Centre for Textile Conservation, University of Glasgow
The Centre for Textile Conservation is part of the Centre for Textile Conservation and Technical Art History, which opened in 2010; it is led by Professor Frances Lennard.
This is an exciting development that is taking the TCC's legacy forward in new and important directions, and has brought university level conservation education to Scotland for the first time. The Centre offers the internationally renowned MPhil Textile Conservation, a two-year full time programme, as well as MLitt Dress and Textile Histories and MLitt Technical Art History, Making and Meaning. In September 2018 a new programme will develop the Centre's work even further: the MSc in Modern Material Artefacts will be the first course to address the issue of modern materials in textile, social history and other collections.

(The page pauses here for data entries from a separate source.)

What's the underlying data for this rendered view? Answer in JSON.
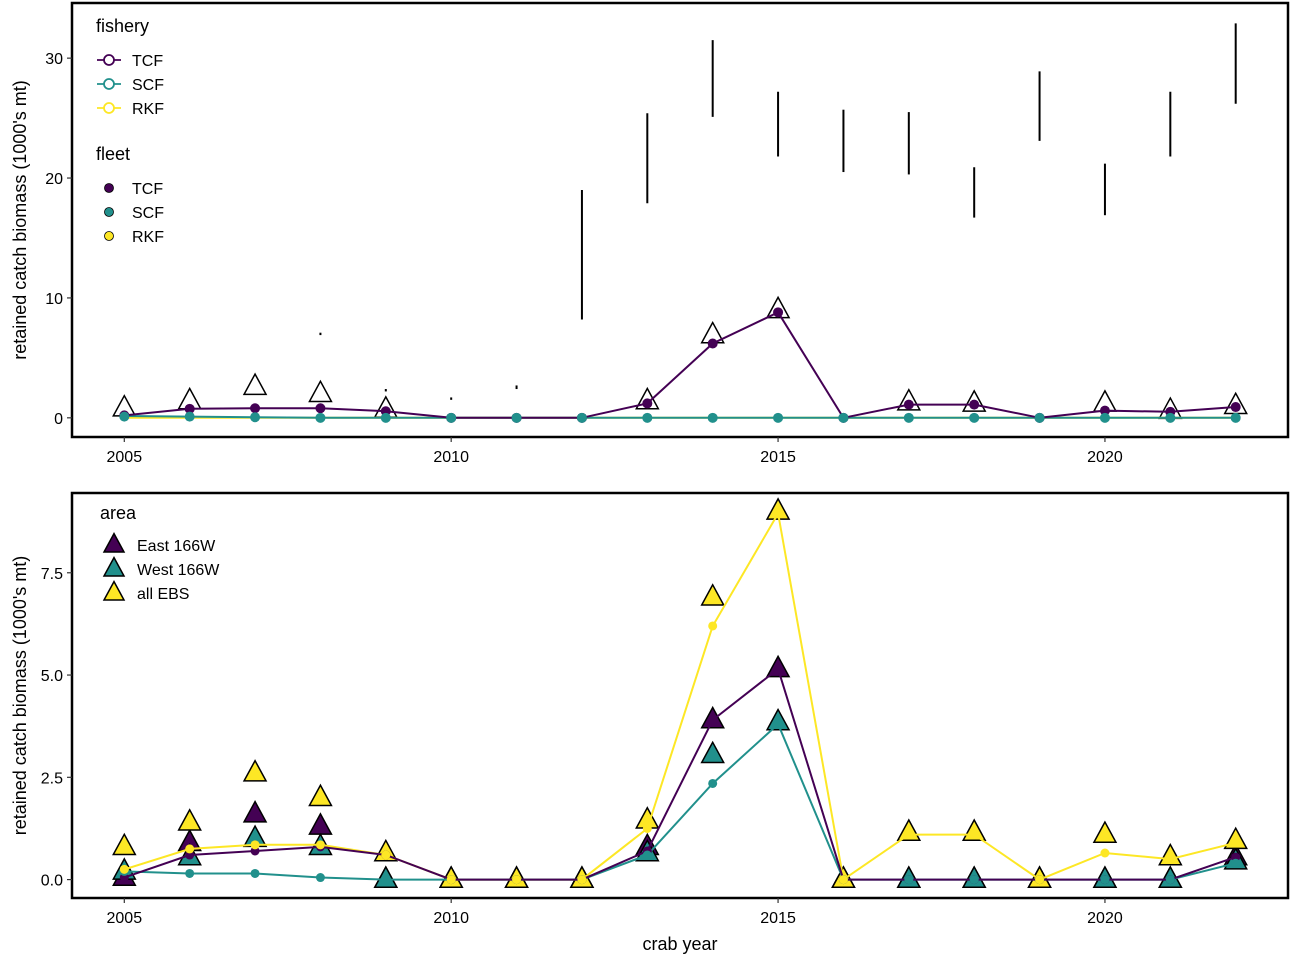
{
  "colors": {
    "TCF": "#440154",
    "SCF": "#21908C",
    "RKF": "#FDE725",
    "black": "#000000"
  },
  "chart_data": [
    {
      "type": "line",
      "xlabel": "",
      "ylabel": "retained catch biomass (1000's mt)",
      "xlim": [
        2004.2,
        2022.8
      ],
      "ylim": [
        -1.6,
        34.6
      ],
      "x_ticks": [
        2005,
        2010,
        2015,
        2020
      ],
      "y_ticks": [
        0,
        10,
        20,
        30
      ],
      "legend_fishery": {
        "title": "fishery",
        "items": [
          "TCF",
          "SCF",
          "RKF"
        ]
      },
      "legend_fleet": {
        "title": "fleet",
        "items": [
          "TCF",
          "SCF",
          "RKF"
        ]
      },
      "fishery_lines": [
        {
          "name": "TCF",
          "x": [
            2005,
            2006,
            2007,
            2008,
            2009,
            2010,
            2011,
            2012,
            2013,
            2014,
            2015,
            2016,
            2017,
            2018,
            2019,
            2020,
            2021,
            2022
          ],
          "y": [
            0.2,
            0.75,
            0.8,
            0.8,
            0.55,
            0,
            0,
            0,
            1.2,
            6.2,
            8.8,
            0,
            1.1,
            1.1,
            0,
            0.6,
            0.5,
            0.9
          ]
        },
        {
          "name": "SCF",
          "x": [
            2005,
            2006,
            2007,
            2008,
            2009,
            2010,
            2011,
            2012,
            2013,
            2014,
            2015,
            2016,
            2017,
            2018,
            2019,
            2020,
            2021,
            2022
          ],
          "y": [
            0.15,
            0.1,
            0.05,
            0,
            0,
            0,
            0,
            0,
            0,
            0,
            0,
            0,
            0,
            0,
            0,
            0,
            0,
            0
          ]
        },
        {
          "name": "RKF",
          "x": [
            2005,
            2006,
            2007,
            2008,
            2009,
            2010,
            2011,
            2012,
            2013,
            2014,
            2015,
            2016,
            2017,
            2018,
            2019,
            2020,
            2021,
            2022
          ],
          "y": [
            0,
            0,
            0,
            0,
            0,
            0,
            0,
            0,
            0,
            0,
            0,
            0,
            0,
            0,
            0,
            0,
            0,
            0
          ]
        }
      ],
      "fleet_points": [
        {
          "name": "TCF",
          "x": [
            2005,
            2006,
            2007,
            2008,
            2009,
            2010,
            2011,
            2012,
            2013,
            2014,
            2015,
            2016,
            2017,
            2018,
            2019,
            2020,
            2021,
            2022
          ],
          "y": [
            0.2,
            0.75,
            0.8,
            0.8,
            0.55,
            0,
            0,
            0,
            1.2,
            6.2,
            8.8,
            0,
            1.1,
            1.1,
            0,
            0.6,
            0.5,
            0.9
          ]
        },
        {
          "name": "SCF",
          "x": [
            2005,
            2006,
            2007,
            2008,
            2009,
            2010,
            2011,
            2012,
            2013,
            2014,
            2015,
            2016,
            2017,
            2018,
            2019,
            2020,
            2021,
            2022
          ],
          "y": [
            0.1,
            0.1,
            0.05,
            0,
            0,
            0,
            0,
            0,
            0,
            0,
            0,
            0,
            0,
            0,
            0,
            0,
            0,
            0
          ]
        }
      ],
      "observed_total": {
        "x": [
          2005,
          2006,
          2007,
          2008,
          2009,
          2013,
          2014,
          2015,
          2017,
          2018,
          2020,
          2021,
          2022
        ],
        "y": [
          0.8,
          1.4,
          2.6,
          2.0,
          0.7,
          1.4,
          6.9,
          9.0,
          1.3,
          1.2,
          1.2,
          0.6,
          1.0
        ]
      },
      "intervals": [
        {
          "x": 2012,
          "low": 8.2,
          "high": 19.0
        },
        {
          "x": 2013,
          "low": 17.9,
          "high": 25.4
        },
        {
          "x": 2014,
          "low": 25.1,
          "high": 31.5
        },
        {
          "x": 2015,
          "low": 21.8,
          "high": 27.2
        },
        {
          "x": 2016,
          "low": 20.5,
          "high": 25.7
        },
        {
          "x": 2017,
          "low": 20.3,
          "high": 25.5
        },
        {
          "x": 2018,
          "low": 16.7,
          "high": 20.9
        },
        {
          "x": 2019,
          "low": 23.1,
          "high": 28.9
        },
        {
          "x": 2020,
          "low": 16.9,
          "high": 21.2
        },
        {
          "x": 2021,
          "low": 21.8,
          "high": 27.2
        },
        {
          "x": 2022,
          "low": 26.2,
          "high": 32.9
        },
        {
          "x": 2008,
          "low": 6.9,
          "high": 7.1
        },
        {
          "x": 2009,
          "low": 2.2,
          "high": 2.4
        },
        {
          "x": 2010,
          "low": 1.5,
          "high": 1.7
        },
        {
          "x": 2011,
          "low": 2.4,
          "high": 2.7
        }
      ]
    },
    {
      "type": "line",
      "xlabel": "crab year",
      "ylabel": "retained catch biomass (1000's mt)",
      "xlim": [
        2004.2,
        2022.8
      ],
      "ylim": [
        -0.45,
        9.45
      ],
      "x_ticks": [
        2005,
        2010,
        2015,
        2020
      ],
      "y_ticks": [
        0.0,
        2.5,
        5.0,
        7.5
      ],
      "y_tick_labels": [
        "0.0",
        "2.5",
        "5.0",
        "7.5"
      ],
      "legend_area": {
        "title": "area",
        "items": [
          "East 166W",
          "West 166W",
          "all EBS"
        ]
      },
      "lines": [
        {
          "name": "East 166W",
          "x": [
            2005,
            2006,
            2007,
            2008,
            2009,
            2010,
            2011,
            2012,
            2013,
            2014,
            2015,
            2016,
            2017,
            2018,
            2019,
            2020,
            2021,
            2022
          ],
          "y": [
            0.05,
            0.6,
            0.7,
            0.8,
            0.6,
            0,
            0,
            0,
            0.7,
            3.9,
            5.15,
            0,
            0,
            0,
            0,
            0,
            0,
            0.55
          ]
        },
        {
          "name": "West 166W",
          "x": [
            2005,
            2006,
            2007,
            2008,
            2009,
            2010,
            2011,
            2012,
            2013,
            2014,
            2015,
            2016,
            2017,
            2018,
            2019,
            2020,
            2021,
            2022
          ],
          "y": [
            0.2,
            0.15,
            0.15,
            0.05,
            0,
            0,
            0,
            0,
            0.6,
            2.35,
            3.8,
            0,
            0,
            0,
            0,
            0,
            0,
            0.4
          ]
        },
        {
          "name": "all EBS",
          "x": [
            2005,
            2006,
            2007,
            2008,
            2009,
            2010,
            2011,
            2012,
            2013,
            2014,
            2015,
            2016,
            2017,
            2018,
            2019,
            2020,
            2021,
            2022
          ],
          "y": [
            0.25,
            0.75,
            0.85,
            0.85,
            0.6,
            0,
            0,
            0,
            1.25,
            6.2,
            8.95,
            0,
            1.1,
            1.1,
            0,
            0.65,
            0.5,
            0.9
          ]
        }
      ],
      "triangles": [
        {
          "name": "East 166W",
          "x": [
            2005,
            2006,
            2007,
            2008,
            2009,
            2010,
            2011,
            2012,
            2013,
            2014,
            2015,
            2016,
            2017,
            2018,
            2019,
            2020,
            2021,
            2022
          ],
          "y": [
            0.05,
            0.9,
            1.6,
            1.3,
            0,
            0,
            0,
            0,
            0.8,
            3.9,
            5.15,
            0,
            0,
            0,
            0,
            0,
            0,
            0.55
          ]
        },
        {
          "name": "West 166W",
          "x": [
            2005,
            2006,
            2007,
            2008,
            2009,
            2010,
            2011,
            2012,
            2013,
            2014,
            2015,
            2016,
            2017,
            2018,
            2019,
            2020,
            2021,
            2022
          ],
          "y": [
            0.2,
            0.55,
            1.0,
            0.8,
            0,
            0,
            0,
            0,
            0.65,
            3.05,
            3.85,
            0,
            0,
            0,
            0,
            0,
            0,
            0.45
          ]
        },
        {
          "name": "all EBS",
          "x": [
            2005,
            2006,
            2007,
            2008,
            2009,
            2010,
            2011,
            2012,
            2013,
            2014,
            2015,
            2016,
            2017,
            2018,
            2019,
            2020,
            2021,
            2022
          ],
          "y": [
            0.8,
            1.4,
            2.6,
            2.0,
            0.65,
            0,
            0,
            0,
            1.45,
            6.9,
            9.0,
            0,
            1.15,
            1.15,
            0,
            1.1,
            0.55,
            0.95
          ]
        }
      ]
    }
  ]
}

If you would like more information about the Centre or about any of these postgraduate programmes please do contact the University of Glasgow's admissions department at: email@example.com.
Research at the Centre for Textile Conservation has thrived at the University of Glasgow. Many major research projects are underway including:
This 3-year research project, led by Professor Frances Lennard and funded by the AHRC, aims to transform our understanding of Pacific barkcloth manufacture using a multidisciplinary approach. Project partners include: Kew Economic Botany Collection, Hunterian Museum and the Smithsonian Institution.
This 3-year project, led by Frances Lennard and funded by the Leverhulme Trust, focuses on conservation and display of tapestries. The Centre's partner is the University's Engineering Dept. and uses digital image correlation and other techniques to monitor the effect on tapestries of display and of different conservation techniques.
Among the dye projects being led by Dr Anita Quye, Senior Lecturer in Conservation Science are research into: dye manual and pattern books, 1700-1900; early synthetic dyes 1850s-1900; development of techniques to analyse historical dyes; the effect of light and pollution on historical dyes, and its mitigation.